El proceso de divorcio me pareció carente de sentido, porque, para empezar, nunca habíamos parecido un matrimonio; sólo era un convenio estipulado. Pero su abogado insistió. Lilith quería una ruptura total y que no quedara nada que nos relacionara nunca más salvo una cosa: una pensión alimenticia para nuestro hijo Kevin. Al principio me negué, pero se fueron sucediendo frases como "Joder, James, ¡es tu hijo!" o "Si no puedes ni ocuparte de él, por lo menos ayúdame para que lo haga yo" que convirtieron lo que a simple vista parecía un acuerdo en igualdad de condiciones en algo notablemente a su favor. No hizo falta tan siquiera hablar sobre la custodia, se sobreentendía que dadas las circunstancias era algo que le correspondía por derecho natural, y además, se me denegaba el derecho a visitarlo en vista de los posibles trastornos afectivos que podía sufrir: de acuerdo con su abogado, yo era ese Elemento Perturbador que revivía sus traumas infantiles, y él tenía suficientes pruebas para demostrarlo. "Si está usted en desacuerdo, acuda a los tribunales" comentó el abogado en más de una ocasión. Lo segundo de lo que me di cuenta es de que la eyaculación es el punto legal de no retorno.
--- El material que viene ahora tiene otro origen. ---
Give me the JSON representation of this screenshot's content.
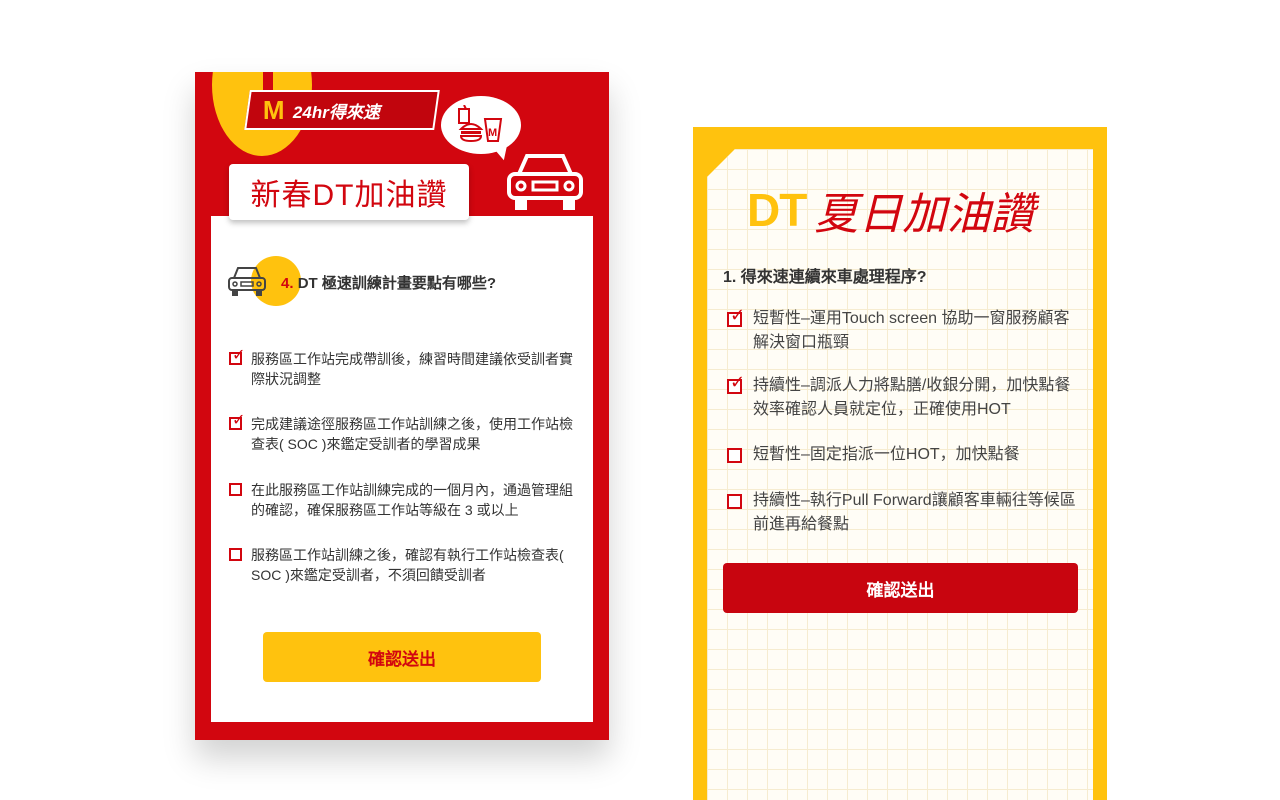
{
  "left_card": {
    "brand_logo": "M",
    "brand_text": "24hr得來速",
    "title": "新春DT加油讚",
    "question_number": "4.",
    "question_text": "DT 極速訓練計畫要點有哪些?",
    "options": [
      {
        "text": "服務區工作站完成帶訓後，練習時間建議依受訓者實際狀況調整",
        "checked": true
      },
      {
        "text": "完成建議途徑服務區工作站訓練之後，使用工作站檢查表( SOC )來鑑定受訓者的學習成果",
        "checked": true
      },
      {
        "text": "在此服務區工作站訓練完成的一個月內，通過管理組的確認，確保服務區工作站等級在 3 或以上",
        "checked": false
      },
      {
        "text": "服務區工作站訓練之後，確認有執行工作站檢查表( SOC )來鑑定受訓者，不須回饋受訓者",
        "checked": false
      }
    ],
    "submit_label": "確認送出",
    "check_mark": "✓"
  },
  "right_card": {
    "title_dt": "DT",
    "title_rest": "夏日加油讚",
    "question_text": "1. 得來速連續來車處理程序?",
    "options": [
      {
        "text": "短暫性–運用Touch screen 協助一窗服務顧客解決窗口瓶頸",
        "checked": true
      },
      {
        "text": "持續性–調派人力將點膳/收銀分開，加快點餐效率確認人員就定位，正確使用HOT",
        "checked": true
      },
      {
        "text": "短暫性–固定指派一位HOT，加快點餐",
        "checked": false
      },
      {
        "text": "持續性–執行Pull Forward讓顧客車輛往等候區前進再給餐點",
        "checked": false
      }
    ],
    "submit_label": "確認送出",
    "check_mark": "✓"
  },
  "colors": {
    "red": "#d2060f",
    "yellow": "#ffc20e"
  },
  "icons": [
    "mcdonalds-logo-icon",
    "food-bubble-icon",
    "car-icon",
    "checkbox-icon"
  ]
}
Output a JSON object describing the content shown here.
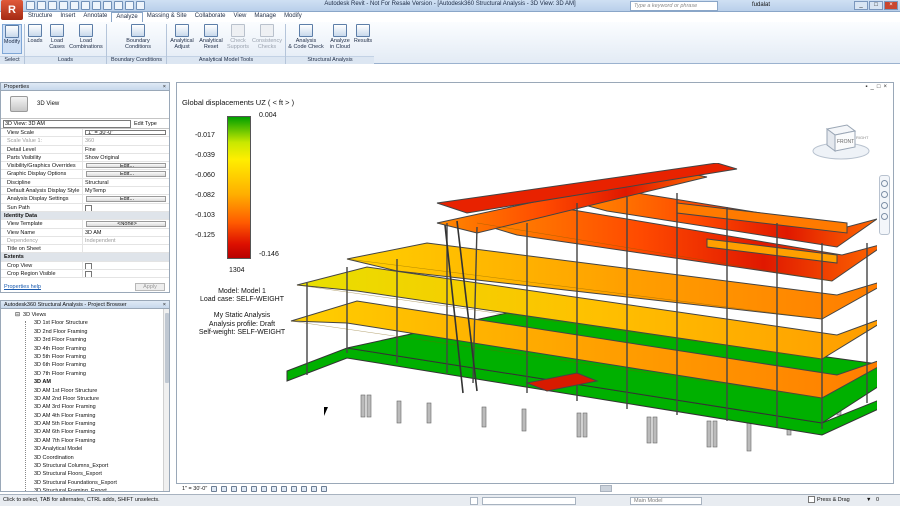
{
  "window": {
    "title": "Autodesk Revit - Not For Resale Version - [Autodesk360 Structural Analysis - 3D View: 3D AM]",
    "search_placeholder": "Type a keyword or phrase",
    "user": "fudalat",
    "app_letter": "R"
  },
  "tabs": [
    "Structure",
    "Insert",
    "Annotate",
    "Analyze",
    "Massing & Site",
    "Collaborate",
    "View",
    "Manage",
    "Modify"
  ],
  "active_tab": "Analyze",
  "ribbon": {
    "buttons": {
      "modify": "Modify",
      "loads": "Loads",
      "load_cases": "Load\nCases",
      "load_combinations": "Load\nCombinations",
      "boundary_conditions": "Boundary\nConditions",
      "analytical_adjust": "Analytical\nAdjust",
      "analytical_reset": "Analytical\nReset",
      "check_supports": "Check\nSupports",
      "consistency_checks": "Consistency\nChecks",
      "analysis_code_check": "Analysis\n& Code Check",
      "analyze_in_cloud": "Analyze\nin Cloud",
      "results": "Results"
    },
    "groups": {
      "select": "Select",
      "loads": "Loads",
      "boundary": "Boundary Conditions",
      "analytical_tools": "Analytical Model Tools",
      "structural_analysis": "Structural Analysis"
    }
  },
  "properties": {
    "header": "Properties",
    "type_name": "3D View",
    "instance_dropdown": "3D View: 3D AM",
    "edit_type": "Edit Type",
    "rows": [
      {
        "k": "View Scale",
        "v": "1\" = 30'-0\"",
        "style": "box"
      },
      {
        "k": "Scale Value    1:",
        "v": "360",
        "style": "dis"
      },
      {
        "k": "Detail Level",
        "v": "Fine",
        "style": ""
      },
      {
        "k": "Parts Visibility",
        "v": "Show Original",
        "style": ""
      },
      {
        "k": "Visibility/Graphics Overrides",
        "v": "Edit...",
        "style": "btn"
      },
      {
        "k": "Graphic Display Options",
        "v": "Edit...",
        "style": "btn"
      },
      {
        "k": "Discipline",
        "v": "Structural",
        "style": ""
      },
      {
        "k": "Default Analysis Display Style",
        "v": "MyTemp",
        "style": ""
      },
      {
        "k": "Analysis Display Settings",
        "v": "Edit...",
        "style": "btn"
      },
      {
        "k": "Sun Path",
        "v": "",
        "style": "chk"
      },
      {
        "k": "Identity Data",
        "v": "",
        "style": "sec"
      },
      {
        "k": "View Template",
        "v": "<None>",
        "style": "btn"
      },
      {
        "k": "View Name",
        "v": "3D AM",
        "style": ""
      },
      {
        "k": "Dependency",
        "v": "Independent",
        "style": "dis"
      },
      {
        "k": "Title on Sheet",
        "v": "",
        "style": ""
      },
      {
        "k": "Extents",
        "v": "",
        "style": "sec"
      },
      {
        "k": "Crop View",
        "v": "",
        "style": "chk"
      },
      {
        "k": "Crop Region Visible",
        "v": "",
        "style": "chk"
      }
    ],
    "help_link": "Properties help",
    "apply": "Apply"
  },
  "browser": {
    "header": "Autodesk360 Structural Analysis - Project Browser",
    "root": "3D Views",
    "items": [
      "3D 1st Floor Structure",
      "3D 2nd Floor Framing",
      "3D 3rd Floor Framing",
      "3D 4th Floor Framing",
      "3D 5th Floor Framing",
      "3D 6th Floor Framing",
      "3D 7th Floor Framing",
      "3D AM",
      "3D AM 1st Floor Structure",
      "3D AM 2nd Floor Structure",
      "3D AM 3rd Floor Framing",
      "3D AM 4th Floor Framing",
      "3D AM 5th Floor Framing",
      "3D AM 6th Floor Framing",
      "3D AM 7th Floor Framing",
      "3D Analytical Model",
      "3D Coordination",
      "3D Structural Columns_Export",
      "3D Structural Floors_Export",
      "3D Structural Foundations_Export",
      "3D Structural Framing_Export"
    ],
    "selected": "3D AM"
  },
  "legend": {
    "title": "Global displacements UZ  ( < ft > )",
    "max": "0.004",
    "min": "-0.146",
    "ticks": [
      "-0.017",
      "-0.039",
      "-0.060",
      "-0.082",
      "-0.103",
      "-0.125"
    ],
    "node": "1304",
    "colors": [
      "#00a000",
      "#c8e800",
      "#ffee00",
      "#ffae00",
      "#ff5a00",
      "#dd1000",
      "#b80000"
    ]
  },
  "model_info": {
    "model": "Model: Model 1",
    "load_case": "Load case: SELF-WEIGHT",
    "analysis": "My Static Analysis",
    "profile": "Analysis profile: Draft",
    "self_weight": "Self-weight: SELF-WEIGHT"
  },
  "viewcube": {
    "front": "FRONT",
    "right": "RIGHT"
  },
  "view_controls": {
    "scale": "1\" = 30'-0\""
  },
  "status": {
    "message": "Click to select, TAB for alternates, CTRL adds, SHIFT unselects.",
    "model_dropdown": "Main Model",
    "press_drag": "Press & Drag",
    "filter_count": "0"
  }
}
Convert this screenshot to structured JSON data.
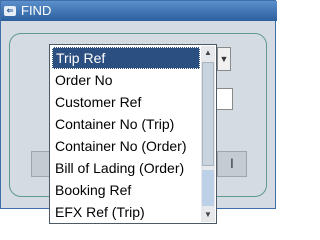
{
  "window": {
    "title": "FIND"
  },
  "panel": {
    "right_button_label": "l"
  },
  "dropdown": {
    "selected": "Trip Ref",
    "options": [
      "Trip Ref",
      "Order No",
      "Customer Ref",
      "Container No (Trip)",
      "Container No (Order)",
      "Bill of Lading (Order)",
      "Booking Ref",
      "EFX Ref (Trip)"
    ]
  },
  "icons": {
    "title_icon": "app-window-icon",
    "combo_arrow": "chevron-down-icon",
    "scroll_up": "arrow-up-icon",
    "scroll_down": "arrow-down-icon"
  },
  "colors": {
    "titlebar": "#2b5f9e",
    "selection": "#2c4f82",
    "panel_border": "#5f9a8a"
  }
}
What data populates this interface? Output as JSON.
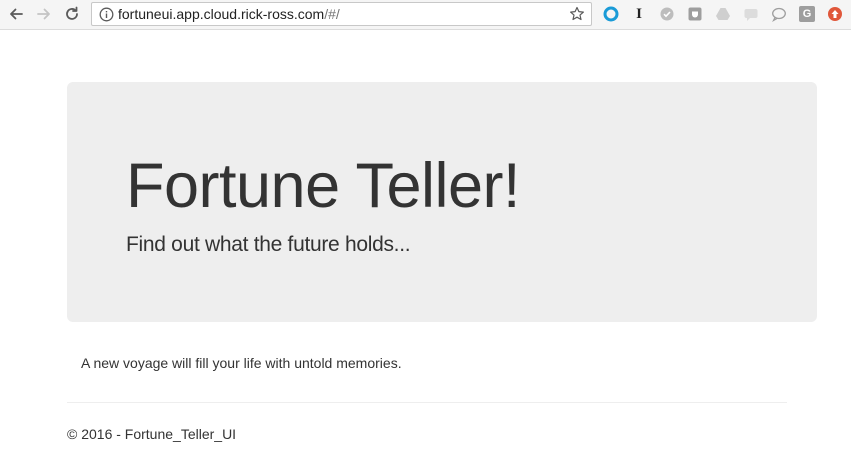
{
  "browser": {
    "url_host": "fortuneui.app.cloud.rick-ross.com",
    "url_path": "/#/",
    "icons": {
      "back": "back-arrow-icon",
      "forward": "forward-arrow-icon",
      "reload": "reload-icon",
      "info": "info-icon",
      "bookmark": "star-icon"
    },
    "extensions": [
      {
        "name": "blue-ring-extension-icon",
        "label": "",
        "color": "#1a9bd7"
      },
      {
        "name": "instapaper-extension-icon",
        "label": "I",
        "color": "#222222"
      },
      {
        "name": "check-circle-extension-icon",
        "label": "",
        "color": "#9e9e9e"
      },
      {
        "name": "pocket-extension-icon",
        "label": "",
        "color": "#9e9e9e"
      },
      {
        "name": "drive-extension-icon",
        "label": "",
        "color": "#bdbdbd"
      },
      {
        "name": "chat-extension-icon",
        "label": "",
        "color": "#cfcfcf"
      },
      {
        "name": "speech-bubble-extension-icon",
        "label": "",
        "color": "#9e9e9e"
      },
      {
        "name": "google-extension-icon",
        "label": "G",
        "color": "#9e9e9e"
      },
      {
        "name": "upload-extension-icon",
        "label": "",
        "color": "#e0573a"
      }
    ]
  },
  "page": {
    "title": "Fortune Teller!",
    "subtitle": "Find out what the future holds...",
    "fortune": "A new voyage will fill your life with untold memories.",
    "footer": "© 2016 - Fortune_Teller_UI"
  },
  "colors": {
    "jumbotron_bg": "#eeeeee",
    "text": "#333333"
  }
}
Lo tercero de lo que me di cuenta es de que Lilith realmente había querido construir un largo futuro junto a mí. De verdad había intentado que las cosas fueran bien entre nosotros. Nunca antes había prestado atención, y justo ahí, en trámites de nuestra separación me di cuenta por sus ojos de que ella me había llegado a querer sinceramente. Pero debería haber sabido que soy transparente. Lilith debería haber sabido que la razón por la que yo estaba allí no tenía nada que ver con ella, sino que simplemente intentaba encontrar un lugar donde recuperar las ganas de vivir. No fue hasta que Lilith dijo "De verdad que te había querido" cuando empecé a llorar. Un silencio significativo se adueño de la sala tras su confesión. Quería decirle que todavía la amaba, pero no era lo que ella quería oír. Fui el primero en abandonar la habitación, y mientras bajaba las escaleras tuve que apretar con fuerza las mandíbulas para no derrumbarme por completo.
Ahora, cada vez que pienso en ello, me llevo la mano a la pistola cargada que llevo desde entonces siempre encima. Me hace recordar que no tengo porqué soportar, y que, cuando quiera, puedo abandonar.